September 25, 2020 | By Grant Huang, CPC, CPMA
With two key components of E/M level selection – the history and physical exam – being eliminated as factors for choosing a code level, medical decision making (MDM) will take center stage in 2021. As we begin the final quarter of 2020, coders and auditors must ensure they are well-versed on the coming MDM changes, and it can be easy to miss subtle but highly impactful details.
Many articles have already been written about the implications of CPT eliminating the history and physical exam as factors in determining the E/M code level. The most important consensus among all of these is a.) medical necessity still reigns supreme as CMS’ “overarching criterion” for E/M level selection and b.) that medical decision making (or MDM) will now take center stage.
While it’s true that changes to the requirements for time-based E/M coding makes the amount of time documented another big driver of E/M level in 2021, time won’t apply to every encounter. Plus, the amount of time spent may not be a great proxy for medical necessity if, for example, a doctor spends an extra 10 minutes chatting about last week’s football game.
Digging into the amount and/or complexity of data reviewed
With that said, let’s dive into the biggest change to MDM: the radical reshaping of the MDM element entitled “amount and/or complexity of data reviewed or analyzed.”
This is the second of the three MDM elements:
- Number and complexity of problems addressed;
- Amount and/or complexity of data reviewed; and,
- Overall risk of complications, morbidity, and/or mortality.
So for data review in 2021, there are now three categories, each describing different types of clinical data that could be documented. These categories are as follows:
- Category 1: Tests and documents. This category uses a point scale like the old 1995/1997 guidelines. One point is credited for each unique order or review of a test, as well as for a review of prior external notes from each unique source. Critically, under the 2021 rules, a point is given for each unique test ordered or reviewed. If two different X-rays are reviewed (e.g. a chest X-ray and a hand X-ray), then two points are assigned. This is completely different from the 1995/1997 rule where one point is given for each modality of test, regardless of the number of unique tests. When two points are credited and the documentation includes the use of an independent historian, Category 1 reaches the moderate level of complexity, corresponding to moderate complexity codes 99214 and 99204.

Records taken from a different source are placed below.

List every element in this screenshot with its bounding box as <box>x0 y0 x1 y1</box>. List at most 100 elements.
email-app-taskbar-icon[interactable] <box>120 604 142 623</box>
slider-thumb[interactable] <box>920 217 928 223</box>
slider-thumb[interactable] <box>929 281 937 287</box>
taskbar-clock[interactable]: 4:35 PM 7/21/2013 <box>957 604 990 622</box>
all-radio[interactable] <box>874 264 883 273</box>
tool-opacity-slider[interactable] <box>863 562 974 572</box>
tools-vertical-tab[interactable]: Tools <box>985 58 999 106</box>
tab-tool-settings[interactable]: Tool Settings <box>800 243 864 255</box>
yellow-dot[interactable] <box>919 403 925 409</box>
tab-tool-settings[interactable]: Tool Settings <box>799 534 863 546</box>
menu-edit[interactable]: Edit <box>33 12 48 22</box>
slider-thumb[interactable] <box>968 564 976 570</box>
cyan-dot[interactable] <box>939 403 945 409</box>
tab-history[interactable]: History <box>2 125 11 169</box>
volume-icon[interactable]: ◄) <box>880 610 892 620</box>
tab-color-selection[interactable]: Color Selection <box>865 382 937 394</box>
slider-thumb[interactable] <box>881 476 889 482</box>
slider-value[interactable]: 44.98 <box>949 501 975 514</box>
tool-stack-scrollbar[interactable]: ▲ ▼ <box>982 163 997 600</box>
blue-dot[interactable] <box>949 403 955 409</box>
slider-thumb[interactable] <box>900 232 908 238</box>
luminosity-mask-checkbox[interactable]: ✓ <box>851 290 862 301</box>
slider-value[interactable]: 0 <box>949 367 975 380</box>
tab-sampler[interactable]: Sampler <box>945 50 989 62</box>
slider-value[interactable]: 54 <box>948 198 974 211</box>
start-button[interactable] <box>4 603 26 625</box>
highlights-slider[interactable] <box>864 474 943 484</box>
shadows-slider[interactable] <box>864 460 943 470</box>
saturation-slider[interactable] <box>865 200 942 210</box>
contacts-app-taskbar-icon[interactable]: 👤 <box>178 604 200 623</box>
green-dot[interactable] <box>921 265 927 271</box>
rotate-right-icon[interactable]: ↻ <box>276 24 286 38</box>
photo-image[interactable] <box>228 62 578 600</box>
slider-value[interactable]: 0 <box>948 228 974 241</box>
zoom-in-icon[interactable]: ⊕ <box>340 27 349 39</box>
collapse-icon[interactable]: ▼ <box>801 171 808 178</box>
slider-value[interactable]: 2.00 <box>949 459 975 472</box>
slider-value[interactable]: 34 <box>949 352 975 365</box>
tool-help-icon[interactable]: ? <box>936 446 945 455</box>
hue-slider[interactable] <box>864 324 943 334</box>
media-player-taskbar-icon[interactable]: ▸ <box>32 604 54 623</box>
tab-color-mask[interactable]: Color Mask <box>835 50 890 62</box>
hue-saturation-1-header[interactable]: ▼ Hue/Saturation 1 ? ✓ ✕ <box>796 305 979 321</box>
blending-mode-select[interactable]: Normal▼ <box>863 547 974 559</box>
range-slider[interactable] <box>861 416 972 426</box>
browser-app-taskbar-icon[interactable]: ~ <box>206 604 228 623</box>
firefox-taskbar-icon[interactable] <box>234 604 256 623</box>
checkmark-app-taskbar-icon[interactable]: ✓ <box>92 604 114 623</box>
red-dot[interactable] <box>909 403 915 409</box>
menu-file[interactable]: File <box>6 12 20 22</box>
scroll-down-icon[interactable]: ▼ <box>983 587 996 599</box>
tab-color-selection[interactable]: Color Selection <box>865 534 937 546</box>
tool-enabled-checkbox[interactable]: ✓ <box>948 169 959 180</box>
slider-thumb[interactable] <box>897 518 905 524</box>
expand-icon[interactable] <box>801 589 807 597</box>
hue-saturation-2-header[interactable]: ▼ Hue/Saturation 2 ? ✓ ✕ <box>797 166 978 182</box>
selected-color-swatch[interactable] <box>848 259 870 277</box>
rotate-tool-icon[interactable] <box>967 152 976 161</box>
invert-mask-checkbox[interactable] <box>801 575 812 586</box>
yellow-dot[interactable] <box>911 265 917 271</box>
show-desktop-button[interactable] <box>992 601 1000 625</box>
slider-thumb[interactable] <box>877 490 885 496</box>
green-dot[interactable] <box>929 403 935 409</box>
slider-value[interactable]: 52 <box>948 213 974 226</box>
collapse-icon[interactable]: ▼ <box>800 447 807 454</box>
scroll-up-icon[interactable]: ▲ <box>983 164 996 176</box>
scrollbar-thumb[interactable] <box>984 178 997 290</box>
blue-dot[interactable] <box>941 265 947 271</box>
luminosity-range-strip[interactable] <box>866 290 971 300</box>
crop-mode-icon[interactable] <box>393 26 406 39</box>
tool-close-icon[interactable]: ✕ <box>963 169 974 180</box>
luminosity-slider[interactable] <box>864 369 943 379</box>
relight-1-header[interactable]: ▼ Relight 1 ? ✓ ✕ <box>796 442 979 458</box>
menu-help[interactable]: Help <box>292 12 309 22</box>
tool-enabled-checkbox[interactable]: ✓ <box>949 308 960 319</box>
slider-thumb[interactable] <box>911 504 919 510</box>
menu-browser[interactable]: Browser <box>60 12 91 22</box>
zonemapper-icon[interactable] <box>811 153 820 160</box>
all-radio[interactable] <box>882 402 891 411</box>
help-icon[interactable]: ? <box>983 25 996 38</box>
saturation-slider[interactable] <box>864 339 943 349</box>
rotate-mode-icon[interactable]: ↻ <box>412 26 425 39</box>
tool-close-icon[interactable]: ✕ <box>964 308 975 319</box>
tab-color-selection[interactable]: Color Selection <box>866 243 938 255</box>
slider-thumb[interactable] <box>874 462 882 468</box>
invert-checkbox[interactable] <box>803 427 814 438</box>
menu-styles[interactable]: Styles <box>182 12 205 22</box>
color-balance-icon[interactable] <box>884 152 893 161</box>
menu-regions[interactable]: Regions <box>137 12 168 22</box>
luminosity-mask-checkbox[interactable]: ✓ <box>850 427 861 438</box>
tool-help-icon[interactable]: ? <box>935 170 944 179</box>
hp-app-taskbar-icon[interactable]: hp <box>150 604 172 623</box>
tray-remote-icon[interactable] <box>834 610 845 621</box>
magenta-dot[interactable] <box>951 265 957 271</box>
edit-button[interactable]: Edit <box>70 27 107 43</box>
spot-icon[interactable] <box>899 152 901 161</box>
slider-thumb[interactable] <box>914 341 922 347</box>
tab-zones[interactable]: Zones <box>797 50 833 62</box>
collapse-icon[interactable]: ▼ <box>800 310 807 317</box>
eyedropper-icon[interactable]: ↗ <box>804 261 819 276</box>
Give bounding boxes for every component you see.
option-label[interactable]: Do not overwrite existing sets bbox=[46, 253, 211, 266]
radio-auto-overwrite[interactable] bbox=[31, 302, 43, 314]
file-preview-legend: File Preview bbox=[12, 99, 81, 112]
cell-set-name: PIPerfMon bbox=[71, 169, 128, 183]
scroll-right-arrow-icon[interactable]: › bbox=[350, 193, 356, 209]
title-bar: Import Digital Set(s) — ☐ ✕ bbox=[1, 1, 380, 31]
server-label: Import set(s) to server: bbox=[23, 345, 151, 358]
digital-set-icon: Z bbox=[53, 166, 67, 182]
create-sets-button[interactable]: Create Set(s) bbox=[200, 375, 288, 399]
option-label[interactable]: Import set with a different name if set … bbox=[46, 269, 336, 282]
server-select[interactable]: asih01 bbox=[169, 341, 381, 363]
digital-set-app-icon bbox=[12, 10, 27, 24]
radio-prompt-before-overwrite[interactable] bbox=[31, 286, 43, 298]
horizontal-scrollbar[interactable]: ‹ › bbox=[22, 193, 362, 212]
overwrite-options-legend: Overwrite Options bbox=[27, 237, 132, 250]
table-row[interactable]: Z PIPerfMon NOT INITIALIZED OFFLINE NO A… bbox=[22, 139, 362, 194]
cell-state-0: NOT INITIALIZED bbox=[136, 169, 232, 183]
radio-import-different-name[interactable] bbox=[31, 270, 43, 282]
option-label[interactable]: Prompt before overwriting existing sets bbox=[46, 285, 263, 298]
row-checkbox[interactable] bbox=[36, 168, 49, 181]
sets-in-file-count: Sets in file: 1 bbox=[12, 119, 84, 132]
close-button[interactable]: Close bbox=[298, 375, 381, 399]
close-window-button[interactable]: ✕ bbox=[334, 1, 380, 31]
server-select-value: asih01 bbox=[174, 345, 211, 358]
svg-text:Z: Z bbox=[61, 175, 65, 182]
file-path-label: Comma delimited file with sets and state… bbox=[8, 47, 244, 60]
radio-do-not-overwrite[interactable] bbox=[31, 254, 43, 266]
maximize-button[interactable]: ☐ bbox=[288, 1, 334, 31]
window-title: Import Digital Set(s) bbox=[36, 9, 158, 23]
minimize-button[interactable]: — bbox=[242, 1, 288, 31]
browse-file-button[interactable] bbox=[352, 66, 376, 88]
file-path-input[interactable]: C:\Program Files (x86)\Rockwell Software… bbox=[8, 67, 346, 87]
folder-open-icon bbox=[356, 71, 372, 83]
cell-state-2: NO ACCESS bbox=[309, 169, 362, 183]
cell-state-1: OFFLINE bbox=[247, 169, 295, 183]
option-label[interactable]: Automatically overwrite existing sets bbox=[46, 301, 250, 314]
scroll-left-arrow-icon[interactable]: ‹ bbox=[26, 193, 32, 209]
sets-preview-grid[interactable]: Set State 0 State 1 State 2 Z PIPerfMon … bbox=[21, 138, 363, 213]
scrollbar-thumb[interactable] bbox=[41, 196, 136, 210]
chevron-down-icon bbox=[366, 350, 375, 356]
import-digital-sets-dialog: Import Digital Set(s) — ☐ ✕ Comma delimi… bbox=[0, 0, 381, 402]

- Category 2: Assessment requiring an independent historian. This category is unique because it changes depending on whether or not an independent interpretation of tests was documented. When no independent test interpretation is done, Category 2 consists of the independent historian and is credited toward a low level of data review (supporting low medical complexity and codes 99212 and 99202). When an independent test interpretation is done, it is credited toward a moderate level of data review while the independent historian element is reassigned to Category 1. In cases where both an independent historian and interpretation are done, the test interpretation is credited under Category 2 and the historian credited under Category 1 (see above).
- Category 3: Discussion of management or test interpretation. This category is credited when the documentation includes a discussion of the patient’s management or the interpretation of a diagnostic test with an external healthcare provider, for which the discussion is not separately reported. An external provider is a healthcare professional who is not in the same group practice or is of a different specialty or subspecialty.
Having defined these categories, the scoring rubric can be seen in the table below. The same 1995/1997 guidelines’ approach to assigning code levels still applies; straightforward corresponds to levels 1 and 2, low to level 3, moderate to level 4, and extensive to level 5. With regard to the final level of MDM itself, you will still need to have two of the three MDM elements at a specific level of complexity to support that level as the overall level of MDM. However, it will undoubtedly take some getting used to this new scoring system for data based on “categories” that never existed before. It may also take some adjusting to the idea that each unique test order and review is counted, rather than trying count modalities of diagnostic tests under the 1995/1997 paradigm.
2021 Medical Decision Making (MDM):
|Code level||Category 1 elements||Category 2 elements||Category 3 elements|
|Limited: Category 1 or Category 2 at limited||Limited||Limited||N/A|
|Moderate: Any single Category at moderate/extensive||Moderate/
|Extensive: Any two Categories at moderate/extensive|
|Source: 2021 CPT E/M Office or Other Outpatient and Prolonged Services Code and Guideline Changes|
As the old saying goes, the devil is in the details, and that’s why we should all be devoting some time and attention into these types of details as the Jan. 1, 2021 implementation date looms on the horizon.